There remains a feeling, and not just among those at North Harbour, that greater Auckland has too many major sporting venues - a situation many fear will only worsen if the proposed Manukau stadium goes ahead.

With Eden Park, Ericsson Stadium, Pukekohe Stadium, Western Springs, North Harbour Stadium, Carlaw Park and a number of indoor venues, Auckland already has more than enough facilities capable of hosting the city's relatively small number of major sporting and entertainment events.

When the value of the stadiums is equated to the potential market, the over-abundance of big-event arenas shows, simply, that there are not the number of backsides to put on seats the stadium bosses need to survive.

In Auckland, only Eden Park, the home of major rugby games and one-day cricket internationals, can count on the necessary revenue stream.

North Harbour Stadium general manager Graeme Running acknowledges that the financial woes have been ongoing since the opening in March 1997.

And, he admits, it goes much deeper than not attracting people through the turnstiles.

"Our biggest income-earner is from five-year seat-holders," Running said. "They, not the people through the gate, will play the major part in repaying the initial $18 million principal."

But, and this is Running's biggest concern, these people, who paid between $2800 and $140,000 for their initial five-year deals, might not be back if the stadium has nothing to offer.

"We know just how crucial March 2002 will be for the future of North Harbour Stadium," Running said. "We have to have an events calendar in place which will be attractive to these and other potential seat-holders. Without their ongoing support we will be struggling."
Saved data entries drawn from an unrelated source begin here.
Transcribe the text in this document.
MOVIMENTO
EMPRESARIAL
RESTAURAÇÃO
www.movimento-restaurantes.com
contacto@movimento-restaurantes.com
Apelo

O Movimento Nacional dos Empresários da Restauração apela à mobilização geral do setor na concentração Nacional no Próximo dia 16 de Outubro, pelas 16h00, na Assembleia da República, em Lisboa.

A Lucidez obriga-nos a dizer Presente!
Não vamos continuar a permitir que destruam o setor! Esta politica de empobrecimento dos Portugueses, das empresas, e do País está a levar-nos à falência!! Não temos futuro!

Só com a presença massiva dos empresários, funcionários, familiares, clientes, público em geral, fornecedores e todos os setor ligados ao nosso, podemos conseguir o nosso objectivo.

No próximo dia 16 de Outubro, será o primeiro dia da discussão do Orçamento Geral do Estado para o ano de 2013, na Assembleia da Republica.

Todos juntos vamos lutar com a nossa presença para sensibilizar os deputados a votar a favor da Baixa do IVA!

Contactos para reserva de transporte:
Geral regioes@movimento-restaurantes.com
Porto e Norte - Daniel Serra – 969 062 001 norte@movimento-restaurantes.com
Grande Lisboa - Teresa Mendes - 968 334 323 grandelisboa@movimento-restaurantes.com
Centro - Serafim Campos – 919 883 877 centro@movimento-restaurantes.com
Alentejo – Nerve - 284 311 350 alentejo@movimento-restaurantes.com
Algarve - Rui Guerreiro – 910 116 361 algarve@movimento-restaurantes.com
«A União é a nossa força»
That may lead to a reduced pricing structure when the renewals come around and could mean a 20-year, rather than 15-year repayment term.

"It has been a worrying time from the beginning, but I think the seat-holders have had value for money. We start off each year with little or nothing on the calendar, but different things come along. We get by," Running said.

The loss of the Football Kingz to Ericsson Stadium was a telling blow for Running.

"We were counting on them being here again this summer. They helped to fill a void. If we look at what we have in place for the next six months, we have to be honest and say there is not much."

Losing the Kingz has made Running even more determined to get out and sell the stadium.

"The gloves are off. The battle lines have been drawn and we are in for everything. I felt the Auckland Warriors belonged at Ericsson, just as the Kingz were ours. Now things have changed.

"Anything can happen," said Running, who is not discounting an approach to the Warriors. Just as he is not ruling out the possibility of seeing cricket tests played on the stadium's under-used outer oval.

"Perhaps not this summer, but by 2001-2002 we hope to be ready to bid for big cricket in a relaxed village green-type atmosphere. The outer oval was originally seen as a cricket ground, but when the proposed North Harbour cricket body fell over, so did it."

From the start, with access and other problems, the stadium failed to attract the really big crowds. Only the opening Blues v Chiefs Super 12 rugby game, the rugby test against Fiji and the 1999 test against Manu Samoa have filled the stadium to its 25,000 capacity.

Other big crowd-pullers have included last year's world under-17 soccer final between Australia and Brazil (19,500), this year's rugby test against Tonga (20,000), the 1998 Anzac league test (24,000), the World Cup soccer qualifier between the All Whites and the Socceroos (23,000) and the Cliff Richard concert (17,200).

Those figures, Running admits, stack up, but he and the trustees - and the North Shore City Council, which has picked up $6 million of the ongoing debt in anticipation of a naming rights sponsor - must have more.

"It is a community facility," Running said. "The outer grounds are well used, with many different sports being played. But they don't pay the bills.

"If we could be guaranteed two capacity crowds a year we would be happier. It is a purpose-built football stadium, not really a concert venue. That is where we must continue to look for our support."

That and anything else to make it attractive to that core of early supporters Running wants back.